The following testimony is excerpted from Craig’s July 12, 1995 deposition:

“Q. Doctor, just going back to your February 2, [1994] office note, do you stand by your statement in that office note, which we were talking about, indicating, ‘He’s got a normal neurologic examination in terms of his peripheral nerves; however, he has had the diagnosis of traumatic brain injury secondary to a fall,’ this [meaning that] the fall in December of 1993 was secondary to leg weakness from a fall at work in September of 1993?
“A. Yes.
“Q. Would that be your medical opinion based upon a reasonable degree of medical probability?
“A. Yes.
“Q. And as a result of that fall in December of 1993 did Mr. Keenan suffer a traumatic brain injury?
*282“A. Yes.
“Q. And as a result of that traumatic brain injury did you refer him to Dr. Neil Culligan?
“A. Yes. I referred him to a neurologist. It’s my understanding he saw Dr. Culligan in the emergency room as a result of severe headaches in early January.”

In his letter of January 20, 1994, Culligan outlined many of Keenan’s symptoms, including dizziness, memory loss, severe headaches and depression, all of which Culligan characterized as secondary to weakness in Keenan’s leg from the original workplace injury of September, 1993.

Section 31-301-8 of the Regulations of Connecticut State Agencies provides in relevant part: “Ordinarily, appeals are heard by the compensation review [board] upon the certified copy of the record filed by the commissioner. In such cases the [board] will not retry the facts or hear evidence. It considers no evidence other than that certified to it by the commissioner, and then for the limited purpose of determining whether the finding should be corrected, or whether there was any evidence to support in law the conclusion reached. It cannot review the conclusions of the commissioner when these depend upon the weight of the evidence and the credibility of witnesses. . . (Emphasis added.)

In its May 2, 1997 decision, the board stated that the commissioner reached her decision by relying solely on the testimony of Craig. The board made this statement because the October 25,1995 finding and award specifically refers only to the testimony of Craig, and makes no mention of whether the commissioner likewise credited Culligan’s reports, which were also admitted into evidence.

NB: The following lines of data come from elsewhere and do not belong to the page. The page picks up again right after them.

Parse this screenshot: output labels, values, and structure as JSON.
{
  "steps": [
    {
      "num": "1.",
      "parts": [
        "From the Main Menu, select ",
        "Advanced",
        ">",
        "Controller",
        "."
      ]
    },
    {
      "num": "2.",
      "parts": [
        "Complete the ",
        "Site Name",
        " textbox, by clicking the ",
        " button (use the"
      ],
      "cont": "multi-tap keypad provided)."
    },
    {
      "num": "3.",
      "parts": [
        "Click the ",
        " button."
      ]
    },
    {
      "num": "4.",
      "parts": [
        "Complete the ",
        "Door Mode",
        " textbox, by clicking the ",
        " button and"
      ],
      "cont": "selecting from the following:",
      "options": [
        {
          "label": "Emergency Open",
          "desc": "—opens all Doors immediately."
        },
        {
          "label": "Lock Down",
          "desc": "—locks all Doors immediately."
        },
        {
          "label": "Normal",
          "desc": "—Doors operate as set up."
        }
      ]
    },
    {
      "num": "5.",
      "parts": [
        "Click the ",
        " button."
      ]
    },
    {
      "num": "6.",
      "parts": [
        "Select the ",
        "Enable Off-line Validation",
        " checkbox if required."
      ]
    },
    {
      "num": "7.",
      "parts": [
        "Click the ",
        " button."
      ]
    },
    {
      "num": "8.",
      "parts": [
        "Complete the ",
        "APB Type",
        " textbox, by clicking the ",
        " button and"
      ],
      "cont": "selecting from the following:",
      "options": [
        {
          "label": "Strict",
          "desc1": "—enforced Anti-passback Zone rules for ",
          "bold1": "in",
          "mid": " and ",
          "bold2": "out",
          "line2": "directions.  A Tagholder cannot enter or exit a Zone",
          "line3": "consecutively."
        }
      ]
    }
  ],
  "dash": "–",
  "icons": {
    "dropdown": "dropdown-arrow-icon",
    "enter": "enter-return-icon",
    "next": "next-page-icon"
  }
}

Unlike the present case, the medical experts in Cooke v. United Aircraft Corp., supra, 152 Conn. 214, gave conflicting testimony regarding the plaintiffs condition. Id., 217. Their testimony was deemed competent evidence for the commissioner’s consideration by virtue of the fact that each expert described in great detail the plaintiffs condition, symptoms, and course of treatment over a period of eighteen months. Id., 216-17. In the present case, Culligan’s detailed medical reports concerning Keenan’s condition, prognosis and course of treatment should likewise be deemed competent evidence for the commissioner’s consideration.

See Regs., Conn. State Agencies § 31-301-8; Fair v. People’s Savings Bank, supra, 207 Conn. 539-41.